From Al.com's John Talty comes a look at why, exactly, no other schools within UAB's conference have followed in UAB Blazer footsteps in ending their football programs.
Most of it is really common sense, reasons that we've discussed here before:
"There are only about 20 programs in the country that actually have a return on investment in tangible terms where they make more than they spend," DuBois told AL.com. "I'm not naïve enough to believe we'll ever see a tangible return on investment in the sense we'll have net profit beyond what we pay."
There you have it. Charlotte's feasibility study did not include "how much money will this make us," but merely "will it be an expense small enough for us to tolerate given everything else it creates."

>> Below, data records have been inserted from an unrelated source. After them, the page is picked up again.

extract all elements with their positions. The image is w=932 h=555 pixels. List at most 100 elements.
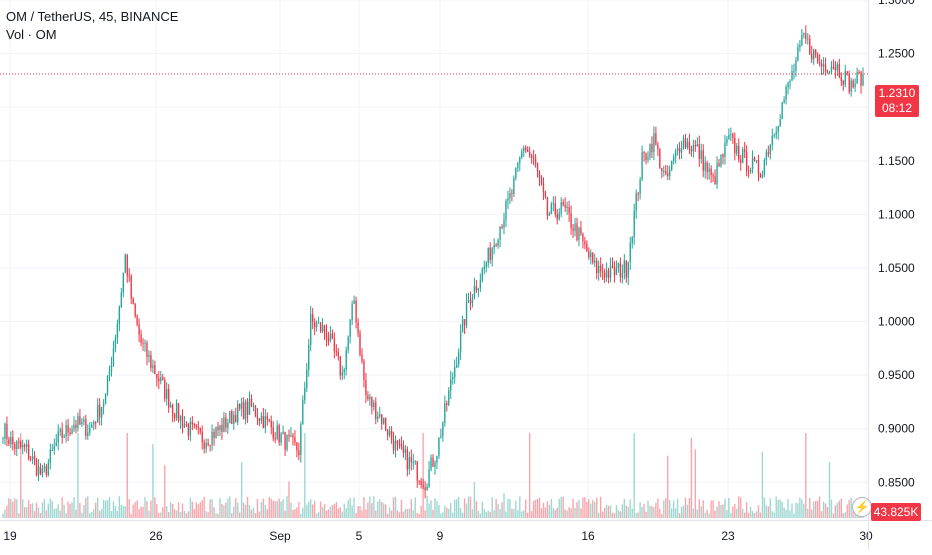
- lightning-icon[interactable]: ⚡: [852, 497, 872, 517]
- volume-bar: [408, 508, 411, 518]
- candle-body: [420, 481, 422, 486]
- volume-bar: [240, 462, 243, 518]
- candle-body: [820, 63, 823, 67]
- candle-body: [237, 404, 239, 423]
- volume-bar: [647, 500, 649, 518]
- candle-body: [655, 133, 657, 145]
- candle-body: [844, 71, 846, 85]
- candle-body: [63, 436, 65, 438]
- volume-bar: [18, 513, 20, 518]
- volume-bar: [154, 497, 156, 518]
- candle-body: [763, 160, 766, 175]
- volume-bar: [440, 513, 442, 518]
- candle-body: [231, 411, 233, 425]
- volume-bar: [696, 509, 699, 518]
- volume-bar: [169, 502, 172, 518]
- volume-bar: [341, 511, 343, 518]
- candle-body: [741, 149, 744, 163]
- candle-body: [43, 466, 46, 469]
- candle-body: [540, 177, 543, 183]
- volume-bar: [805, 433, 807, 518]
- candle-body: [240, 402, 243, 409]
- volume-bar: [343, 503, 345, 518]
- volume-bar: [67, 501, 69, 518]
- volume-bar: [333, 504, 336, 518]
- volume-bar: [454, 499, 456, 518]
- candle-body: [493, 244, 495, 249]
- candle-body: [89, 427, 91, 433]
- volume-bar: [822, 501, 825, 518]
- candle-body: [789, 80, 791, 83]
- volume-indicator-title[interactable]: Vol · OM: [6, 27, 57, 42]
- candle-body: [304, 387, 306, 400]
- candle-body: [10, 437, 12, 444]
- volume-bar: [128, 498, 130, 518]
- candle-body: [290, 435, 292, 437]
- volume-bar: [270, 498, 272, 518]
- volume-bar: [513, 508, 515, 518]
- volume-bar: [27, 500, 30, 518]
- volume-bar: [554, 509, 556, 518]
- candle-body: [828, 72, 831, 74]
- volume-bar: [596, 497, 598, 518]
- volume-bar: [450, 502, 452, 518]
- candle-body: [479, 280, 482, 289]
- candle-body: [807, 38, 809, 40]
- volume-bar: [738, 496, 740, 518]
- volume-bar: [237, 502, 239, 518]
- volume-bar: [164, 465, 166, 518]
- volume-bar: [546, 501, 549, 518]
- volume-bar: [384, 504, 387, 518]
- volume-bar: [743, 512, 746, 518]
- candle-body: [221, 425, 223, 432]
- volume-bar: [446, 507, 448, 518]
- candle-body: [783, 99, 785, 103]
- candle-body: [562, 202, 564, 205]
- volume-bar: [359, 506, 361, 518]
- volume-bar: [519, 496, 521, 518]
- volume-bar: [71, 502, 73, 518]
- volume-bar: [639, 502, 641, 518]
- candle-body: [438, 437, 440, 456]
- volume-bar: [373, 496, 375, 518]
- candle-body: [14, 444, 16, 449]
- candle-body: [647, 157, 649, 160]
- candle-body: [846, 71, 848, 74]
- volume-bar: [840, 498, 843, 518]
- candle-body: [112, 348, 115, 366]
- volume-bar: [156, 504, 158, 518]
- volume-bar: [645, 511, 647, 518]
- y-tick-label: 1.3000: [878, 0, 915, 7]
- candle-body: [440, 436, 442, 438]
- volume-bar: [308, 501, 310, 518]
- volume-bar: [406, 509, 409, 518]
- candle-body: [144, 342, 146, 344]
- volume-bar: [365, 509, 367, 518]
- candle-body: [767, 152, 770, 155]
- volume-bar: [213, 507, 215, 518]
- candle-body: [639, 179, 641, 194]
- candle-body: [134, 303, 136, 317]
- candle-body: [477, 288, 480, 291]
- y-tick-label: 1.0000: [878, 315, 915, 329]
- candle-body: [51, 449, 53, 451]
- volume-bar: [173, 508, 176, 518]
- volume-bar: [590, 503, 592, 518]
- candle-body: [816, 54, 819, 63]
- candle-body: [574, 223, 576, 231]
- candle-body: [532, 157, 535, 159]
- volume-bar: [104, 500, 107, 518]
- candle-body: [189, 421, 192, 436]
- volume-bar: [260, 502, 263, 518]
- candle-body: [83, 419, 85, 422]
- volume-bar: [434, 498, 436, 518]
- volume-bar: [607, 505, 610, 518]
- candle-body: [47, 462, 50, 475]
- symbol-title[interactable]: OM / TetherUS, 45, BINANCE: [6, 9, 179, 24]
- volume-bar: [250, 509, 253, 518]
- candle-body: [461, 319, 464, 332]
- candle-body: [436, 455, 438, 463]
- candle-body: [452, 377, 454, 380]
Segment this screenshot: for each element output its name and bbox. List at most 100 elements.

These two gentlemen (Charlotte chancellor Philip DuBois and Western Kentucky president Gary Randsell) made some other great points (stop me if you've heard these before):
"I wish there was a chemistry or accounting or music section in every paper in every newsstand every day," Ransdell said. "But what we do know is there is a sport section and it's my responsibility to make sure my university is in the news for the right reasons and we continue to build a brand in ways that makes us attractive for students, faculty and staff. The athletic dynamic is of relevant, perhaps even important, part of that equation. You'd be naïve to think otherwise."
This is a great point - though perhaps it could be argued that, along the lines of "all press is good press," Watts and the Board of Trustees have actually done the football program a great service by cancelling it, given all the support and media coverage that has happened since.

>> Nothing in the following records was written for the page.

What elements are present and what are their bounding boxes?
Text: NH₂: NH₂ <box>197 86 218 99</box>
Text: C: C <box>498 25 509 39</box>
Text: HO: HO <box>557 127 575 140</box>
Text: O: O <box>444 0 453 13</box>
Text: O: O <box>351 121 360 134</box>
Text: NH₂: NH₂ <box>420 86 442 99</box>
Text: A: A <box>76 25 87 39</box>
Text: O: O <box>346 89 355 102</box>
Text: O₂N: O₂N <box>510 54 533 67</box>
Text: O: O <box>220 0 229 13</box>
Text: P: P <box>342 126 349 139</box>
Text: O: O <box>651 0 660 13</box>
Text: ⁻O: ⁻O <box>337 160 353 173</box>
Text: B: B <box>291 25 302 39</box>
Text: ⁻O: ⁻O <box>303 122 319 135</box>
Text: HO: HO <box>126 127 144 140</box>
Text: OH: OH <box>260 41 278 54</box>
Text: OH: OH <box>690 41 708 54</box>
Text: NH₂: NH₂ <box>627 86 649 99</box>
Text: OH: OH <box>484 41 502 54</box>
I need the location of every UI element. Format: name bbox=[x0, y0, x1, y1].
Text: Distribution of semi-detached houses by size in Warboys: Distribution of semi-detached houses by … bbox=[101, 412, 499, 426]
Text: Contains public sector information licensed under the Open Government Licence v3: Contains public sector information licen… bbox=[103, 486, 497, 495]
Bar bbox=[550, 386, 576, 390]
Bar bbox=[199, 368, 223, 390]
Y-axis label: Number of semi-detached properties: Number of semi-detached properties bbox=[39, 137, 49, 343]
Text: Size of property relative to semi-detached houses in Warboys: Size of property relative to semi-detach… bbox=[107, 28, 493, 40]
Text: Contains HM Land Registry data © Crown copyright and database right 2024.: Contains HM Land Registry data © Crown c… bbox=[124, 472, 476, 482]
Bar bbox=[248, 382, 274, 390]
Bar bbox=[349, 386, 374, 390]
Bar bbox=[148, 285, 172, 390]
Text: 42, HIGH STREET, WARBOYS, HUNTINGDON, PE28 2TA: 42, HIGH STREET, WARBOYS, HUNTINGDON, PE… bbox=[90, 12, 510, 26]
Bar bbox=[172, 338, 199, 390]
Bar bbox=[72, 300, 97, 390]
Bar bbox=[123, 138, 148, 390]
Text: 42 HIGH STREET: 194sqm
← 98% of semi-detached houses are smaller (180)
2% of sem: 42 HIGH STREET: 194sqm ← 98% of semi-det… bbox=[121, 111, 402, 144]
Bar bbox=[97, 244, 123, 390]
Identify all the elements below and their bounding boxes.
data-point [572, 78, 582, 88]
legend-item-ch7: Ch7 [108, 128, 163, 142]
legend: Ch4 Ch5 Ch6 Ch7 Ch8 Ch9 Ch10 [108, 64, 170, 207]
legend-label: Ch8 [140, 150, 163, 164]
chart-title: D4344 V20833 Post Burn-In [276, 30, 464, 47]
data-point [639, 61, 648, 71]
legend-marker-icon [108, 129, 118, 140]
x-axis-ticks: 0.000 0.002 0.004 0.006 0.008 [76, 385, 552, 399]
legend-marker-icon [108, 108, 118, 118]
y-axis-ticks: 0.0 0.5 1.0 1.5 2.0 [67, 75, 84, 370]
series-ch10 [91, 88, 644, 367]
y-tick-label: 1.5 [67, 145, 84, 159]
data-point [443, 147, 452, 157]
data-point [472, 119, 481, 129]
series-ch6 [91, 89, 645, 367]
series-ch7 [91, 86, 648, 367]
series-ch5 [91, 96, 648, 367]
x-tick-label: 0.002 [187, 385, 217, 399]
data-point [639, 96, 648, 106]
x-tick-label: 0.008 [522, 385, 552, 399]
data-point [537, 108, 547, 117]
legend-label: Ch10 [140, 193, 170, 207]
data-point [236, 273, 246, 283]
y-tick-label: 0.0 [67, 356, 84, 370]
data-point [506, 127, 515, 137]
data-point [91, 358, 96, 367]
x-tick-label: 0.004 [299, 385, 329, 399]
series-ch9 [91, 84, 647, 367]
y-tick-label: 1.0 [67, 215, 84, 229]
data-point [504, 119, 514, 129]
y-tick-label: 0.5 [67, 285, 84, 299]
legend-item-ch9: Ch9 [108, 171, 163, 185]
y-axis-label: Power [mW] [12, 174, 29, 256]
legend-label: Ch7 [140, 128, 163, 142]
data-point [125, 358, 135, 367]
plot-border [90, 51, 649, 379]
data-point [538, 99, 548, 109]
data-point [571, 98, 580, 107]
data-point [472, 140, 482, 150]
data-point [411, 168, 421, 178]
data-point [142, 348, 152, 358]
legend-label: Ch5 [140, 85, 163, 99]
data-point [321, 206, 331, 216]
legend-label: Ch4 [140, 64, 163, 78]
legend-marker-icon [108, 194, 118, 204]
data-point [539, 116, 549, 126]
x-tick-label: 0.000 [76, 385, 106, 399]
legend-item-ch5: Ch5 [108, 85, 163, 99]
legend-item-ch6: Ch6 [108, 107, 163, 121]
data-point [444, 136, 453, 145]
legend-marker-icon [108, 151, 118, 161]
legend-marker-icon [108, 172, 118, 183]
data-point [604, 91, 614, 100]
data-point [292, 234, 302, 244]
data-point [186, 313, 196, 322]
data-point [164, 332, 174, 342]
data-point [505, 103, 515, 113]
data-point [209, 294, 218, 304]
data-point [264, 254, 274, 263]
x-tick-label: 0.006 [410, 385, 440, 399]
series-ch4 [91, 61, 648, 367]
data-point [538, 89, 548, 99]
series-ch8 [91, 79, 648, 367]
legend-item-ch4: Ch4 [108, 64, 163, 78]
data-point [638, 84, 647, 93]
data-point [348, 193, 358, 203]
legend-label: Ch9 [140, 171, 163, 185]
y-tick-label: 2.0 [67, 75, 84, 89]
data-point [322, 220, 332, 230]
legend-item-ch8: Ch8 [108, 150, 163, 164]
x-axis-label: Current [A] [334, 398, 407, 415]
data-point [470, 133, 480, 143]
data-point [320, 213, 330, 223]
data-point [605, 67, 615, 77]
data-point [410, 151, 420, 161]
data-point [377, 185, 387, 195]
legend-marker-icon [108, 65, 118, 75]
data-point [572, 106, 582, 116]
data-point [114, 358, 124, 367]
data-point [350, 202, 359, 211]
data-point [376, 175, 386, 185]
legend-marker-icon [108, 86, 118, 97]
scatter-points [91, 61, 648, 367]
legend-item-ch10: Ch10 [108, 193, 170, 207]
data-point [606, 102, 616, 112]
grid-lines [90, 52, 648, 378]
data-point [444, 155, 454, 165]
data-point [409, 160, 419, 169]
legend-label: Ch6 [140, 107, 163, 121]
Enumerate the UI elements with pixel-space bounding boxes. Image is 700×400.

Sard Verbinnen, the PR firm behind all of this, included in their assessment of the actions UAB should take the assumption that there was a high probability of other schools taking the same action. They were wrong, but even if they weren't, this isn't about to become a trend and won't be one until "10, 12 0r 15 (disband football)," Randsell said.

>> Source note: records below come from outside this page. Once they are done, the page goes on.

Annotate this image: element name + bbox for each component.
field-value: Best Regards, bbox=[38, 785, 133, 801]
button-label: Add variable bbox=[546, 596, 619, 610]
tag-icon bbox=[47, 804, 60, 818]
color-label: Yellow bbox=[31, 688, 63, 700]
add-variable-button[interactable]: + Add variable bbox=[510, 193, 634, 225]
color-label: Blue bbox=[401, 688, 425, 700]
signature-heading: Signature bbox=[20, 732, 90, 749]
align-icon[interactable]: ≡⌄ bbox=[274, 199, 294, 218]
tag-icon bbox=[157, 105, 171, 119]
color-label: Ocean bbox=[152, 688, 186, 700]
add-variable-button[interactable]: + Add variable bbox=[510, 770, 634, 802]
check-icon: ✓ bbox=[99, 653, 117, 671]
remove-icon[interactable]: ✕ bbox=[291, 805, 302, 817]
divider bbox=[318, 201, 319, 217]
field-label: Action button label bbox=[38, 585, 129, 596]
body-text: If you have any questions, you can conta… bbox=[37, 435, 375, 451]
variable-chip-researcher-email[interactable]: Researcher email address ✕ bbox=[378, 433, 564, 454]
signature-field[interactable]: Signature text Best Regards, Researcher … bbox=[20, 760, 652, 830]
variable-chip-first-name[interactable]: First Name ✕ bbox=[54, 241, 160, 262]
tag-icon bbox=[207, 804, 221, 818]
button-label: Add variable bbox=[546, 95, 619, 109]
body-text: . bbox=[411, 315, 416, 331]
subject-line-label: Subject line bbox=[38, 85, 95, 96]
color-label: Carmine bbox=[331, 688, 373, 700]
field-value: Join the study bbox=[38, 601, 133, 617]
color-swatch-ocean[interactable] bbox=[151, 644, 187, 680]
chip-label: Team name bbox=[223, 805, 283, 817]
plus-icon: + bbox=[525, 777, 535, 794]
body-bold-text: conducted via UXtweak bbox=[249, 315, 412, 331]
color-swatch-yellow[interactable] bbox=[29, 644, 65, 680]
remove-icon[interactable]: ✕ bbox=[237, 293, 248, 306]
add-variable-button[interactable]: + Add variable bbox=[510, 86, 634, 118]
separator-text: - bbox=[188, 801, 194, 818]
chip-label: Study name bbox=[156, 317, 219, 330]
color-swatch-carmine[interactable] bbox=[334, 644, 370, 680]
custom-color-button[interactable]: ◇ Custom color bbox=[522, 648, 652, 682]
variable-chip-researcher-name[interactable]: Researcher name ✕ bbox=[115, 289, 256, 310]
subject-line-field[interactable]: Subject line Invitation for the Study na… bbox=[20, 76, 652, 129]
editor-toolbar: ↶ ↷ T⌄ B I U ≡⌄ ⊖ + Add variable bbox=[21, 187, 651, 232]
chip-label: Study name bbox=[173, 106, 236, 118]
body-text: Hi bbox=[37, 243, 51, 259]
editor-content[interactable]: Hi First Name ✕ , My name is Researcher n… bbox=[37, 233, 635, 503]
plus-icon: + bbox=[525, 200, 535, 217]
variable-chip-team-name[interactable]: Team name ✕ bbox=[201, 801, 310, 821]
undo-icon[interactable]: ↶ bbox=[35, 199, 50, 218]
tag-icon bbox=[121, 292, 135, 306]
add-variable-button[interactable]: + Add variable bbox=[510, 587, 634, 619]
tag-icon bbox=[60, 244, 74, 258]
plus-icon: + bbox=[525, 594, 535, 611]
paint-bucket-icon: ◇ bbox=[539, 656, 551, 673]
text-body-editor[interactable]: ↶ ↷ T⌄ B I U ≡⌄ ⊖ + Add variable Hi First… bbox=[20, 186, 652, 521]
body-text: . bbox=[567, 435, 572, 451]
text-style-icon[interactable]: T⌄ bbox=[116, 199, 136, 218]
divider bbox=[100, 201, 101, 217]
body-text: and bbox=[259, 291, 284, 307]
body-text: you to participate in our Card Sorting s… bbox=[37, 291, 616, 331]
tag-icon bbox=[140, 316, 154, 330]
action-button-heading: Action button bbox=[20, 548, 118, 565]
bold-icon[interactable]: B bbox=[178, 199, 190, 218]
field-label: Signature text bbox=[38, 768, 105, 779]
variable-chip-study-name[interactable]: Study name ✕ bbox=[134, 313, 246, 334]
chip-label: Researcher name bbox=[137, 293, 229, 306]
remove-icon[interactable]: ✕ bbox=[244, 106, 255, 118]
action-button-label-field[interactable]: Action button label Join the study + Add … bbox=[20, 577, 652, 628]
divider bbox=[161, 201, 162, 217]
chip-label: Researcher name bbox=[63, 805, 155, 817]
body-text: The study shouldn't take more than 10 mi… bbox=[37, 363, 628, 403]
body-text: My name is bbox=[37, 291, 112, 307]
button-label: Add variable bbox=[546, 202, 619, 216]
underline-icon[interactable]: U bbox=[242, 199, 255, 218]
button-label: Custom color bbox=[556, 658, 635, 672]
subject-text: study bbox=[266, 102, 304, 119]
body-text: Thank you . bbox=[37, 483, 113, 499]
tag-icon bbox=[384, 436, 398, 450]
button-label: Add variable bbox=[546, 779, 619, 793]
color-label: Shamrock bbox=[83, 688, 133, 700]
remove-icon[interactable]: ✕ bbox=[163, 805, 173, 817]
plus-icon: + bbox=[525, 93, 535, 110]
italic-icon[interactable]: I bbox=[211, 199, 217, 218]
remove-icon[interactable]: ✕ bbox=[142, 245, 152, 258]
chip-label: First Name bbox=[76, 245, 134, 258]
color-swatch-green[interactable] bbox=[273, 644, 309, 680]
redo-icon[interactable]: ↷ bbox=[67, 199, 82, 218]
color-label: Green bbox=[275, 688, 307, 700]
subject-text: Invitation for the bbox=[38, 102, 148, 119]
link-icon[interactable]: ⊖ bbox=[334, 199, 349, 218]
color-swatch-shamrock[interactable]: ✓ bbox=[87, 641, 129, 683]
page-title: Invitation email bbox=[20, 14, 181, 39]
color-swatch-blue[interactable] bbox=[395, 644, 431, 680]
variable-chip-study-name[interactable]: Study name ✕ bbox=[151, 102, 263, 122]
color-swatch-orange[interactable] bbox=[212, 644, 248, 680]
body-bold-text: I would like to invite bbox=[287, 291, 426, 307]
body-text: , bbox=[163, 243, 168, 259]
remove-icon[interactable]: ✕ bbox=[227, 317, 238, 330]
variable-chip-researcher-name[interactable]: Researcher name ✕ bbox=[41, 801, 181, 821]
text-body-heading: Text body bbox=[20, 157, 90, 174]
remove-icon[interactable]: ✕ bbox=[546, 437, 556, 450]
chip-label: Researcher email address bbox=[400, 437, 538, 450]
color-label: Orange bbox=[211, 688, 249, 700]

"You are known by the company you keep," (Randsell) said. "We wanted to be in the FBS neighborhood, which by and large with Ivy League as an exception, are the nation's generally perceived best institutions - strongest, largest, best funded, graduate programs, research, etc. Making the athletic move was an important part of that strategy at that time."
There you have it. We're talking about priorities, and how much you value the same athletics programs everyone else does as an integral part of the students' quality of life and collegiate experience.
That's right, UAB students, just be happy you've got soccer and basketball. I enjoy how the other shoe just keeps repeatedly dropping here.